Rather than save energy for the long run, the 29-year-old superhuman pedaler goes full bore from the start, hammering as hard as she can on her pedals for the first six hours of a 24-hour race. For the remaining 18 hours, she simply survives, hoping the early lead she earned remains.
The scheme – an unnerving switch from the traditional approach that features riders holding back so there’s energy left in the later hours – served the Kiwi champion well last weekend. She notched 19 12.8-mile laps in 24 hours, winning the solo women’s title in this country’s first Kona 24-Hour Global Series outside Granby.
“I did six laps in the first six hours and built my gap and settled into the race and held onto that lead,” she said after logging nearly 250 miles in 24 hours, keeping intact her international solo title among women endurance cyclists. “It worked. I defended my jersey.”
Endurance mountain biking is wildly popular in Europe, with 24-hour races typically drawing thousands of cyclists. In the U.S., endurance cycling is a novelty, a strange offshoot of pedal-pushing freaks who actually enjoy suffering for 24 hours on their bikes.

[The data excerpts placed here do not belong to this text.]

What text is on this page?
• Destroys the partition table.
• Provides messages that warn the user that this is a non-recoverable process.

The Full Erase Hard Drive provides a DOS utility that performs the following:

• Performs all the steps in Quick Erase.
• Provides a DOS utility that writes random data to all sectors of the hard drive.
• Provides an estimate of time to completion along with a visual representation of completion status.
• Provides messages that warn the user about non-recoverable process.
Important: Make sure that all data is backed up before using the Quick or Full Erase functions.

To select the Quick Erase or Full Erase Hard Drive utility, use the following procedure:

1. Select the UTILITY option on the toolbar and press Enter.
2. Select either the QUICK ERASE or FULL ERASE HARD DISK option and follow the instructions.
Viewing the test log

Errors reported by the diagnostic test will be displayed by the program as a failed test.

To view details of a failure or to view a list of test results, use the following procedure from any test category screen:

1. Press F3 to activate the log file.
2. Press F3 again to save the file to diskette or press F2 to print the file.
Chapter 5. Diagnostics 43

That freakish commitment is worthy of celebration, regardless of location, said Patrick Adams, the British organizer of the U.K. racing series known as Sleepless in the Saddle. Adams enlisted bike-maker Kona to support a Euro-styled 24-hour race on American soil for the first time this year. The 24-Hour Global Series – one of three international races – combines a $20,000 per-race purse that lures top riders with a festival scene celebrating all things bike. In its American debut, the race last weekend at Snow Mountain Ranch drew 280 racers.

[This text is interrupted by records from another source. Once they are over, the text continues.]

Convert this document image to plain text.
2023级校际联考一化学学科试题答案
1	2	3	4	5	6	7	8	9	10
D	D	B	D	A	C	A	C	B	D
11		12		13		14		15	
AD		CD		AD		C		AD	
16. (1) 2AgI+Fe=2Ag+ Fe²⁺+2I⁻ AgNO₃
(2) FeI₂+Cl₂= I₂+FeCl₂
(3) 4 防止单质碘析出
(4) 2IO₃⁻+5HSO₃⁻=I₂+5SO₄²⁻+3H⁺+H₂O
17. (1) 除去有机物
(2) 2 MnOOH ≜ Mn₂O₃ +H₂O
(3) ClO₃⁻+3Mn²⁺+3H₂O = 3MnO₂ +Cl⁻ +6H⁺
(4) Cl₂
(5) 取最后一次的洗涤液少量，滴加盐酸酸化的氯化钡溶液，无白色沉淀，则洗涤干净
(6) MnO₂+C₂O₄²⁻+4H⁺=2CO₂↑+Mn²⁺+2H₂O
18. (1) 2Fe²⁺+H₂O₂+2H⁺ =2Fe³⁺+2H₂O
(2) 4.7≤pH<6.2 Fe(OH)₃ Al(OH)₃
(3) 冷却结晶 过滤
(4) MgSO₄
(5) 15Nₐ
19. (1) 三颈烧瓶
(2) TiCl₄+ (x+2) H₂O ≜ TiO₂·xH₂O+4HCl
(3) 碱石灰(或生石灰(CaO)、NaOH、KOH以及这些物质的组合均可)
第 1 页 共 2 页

“The key is to create a race that is not just for the pros,” Adams said. “This is all about achieving personal horizons. These riders suffer. It’s more about inner strength than winning.”
Adams joined Nat Ross, a Vail-based international champion 24-hour racer and founder of Tough Guy Productions – a video and event production company – to ignite the Sleepless in the Saddle festival race among the lodgepole pines outside Granby.
Music blared and teams of riders battled. Nearly 50 solo riders staggered through the checkpoint, drawing cheers and applause at every hour. The cafeteria served hot food all night. Campgrounds bustled through the night, and Fat Tire beer flowed like water.
One solo rider drank a beer for each lap, guzzling nearly 20 cervezas to fuel 24 hours of pedal strokes. Another rider, a true suffer buff named Fred Wilkinson, won free entrance to the race by pedaling his bike and gear-laden trailer all the way from his home in Moab to the race. Then he raced solo, logging more than 200 miles in 24 hours. Then he planned to pedal home.
Those are the type of people who need their own event, Adams said.
“The festival feel is what we are going for. It’s not as race-oriented as other 24-hour events,” said Andy Held, Tough Guy’s second in command. “We see this growing into a four-day festival, with mountain-bike clinics and trial riding demos and anything we can do to promote the sport and the outdoor lifestyle.”
But the feel-good, party-time vibe did not eclipse the competitive spirit that spins through the tight- knit endurance cycling community. There was $20,000 in prize money for the winners. Rivalries needed settling. Some reputations needed protecting, and others needed building.
For Breckenridge’s Josh “Toast” Tostado, it’s all about winning. Of the four endurance races he entered this summer, he won three: the Breckenridge 100, Montezuma’s Revenge and the 24-Hour Global Series race. Each win was earned solo.
“I’m done,” he said, limping back to his camp after notching an incredible 22 laps – more than 280 miles – to win the first American Sleepless in the Saddle race.
“At least until next summer. I need a whole winter to make myself forget this.”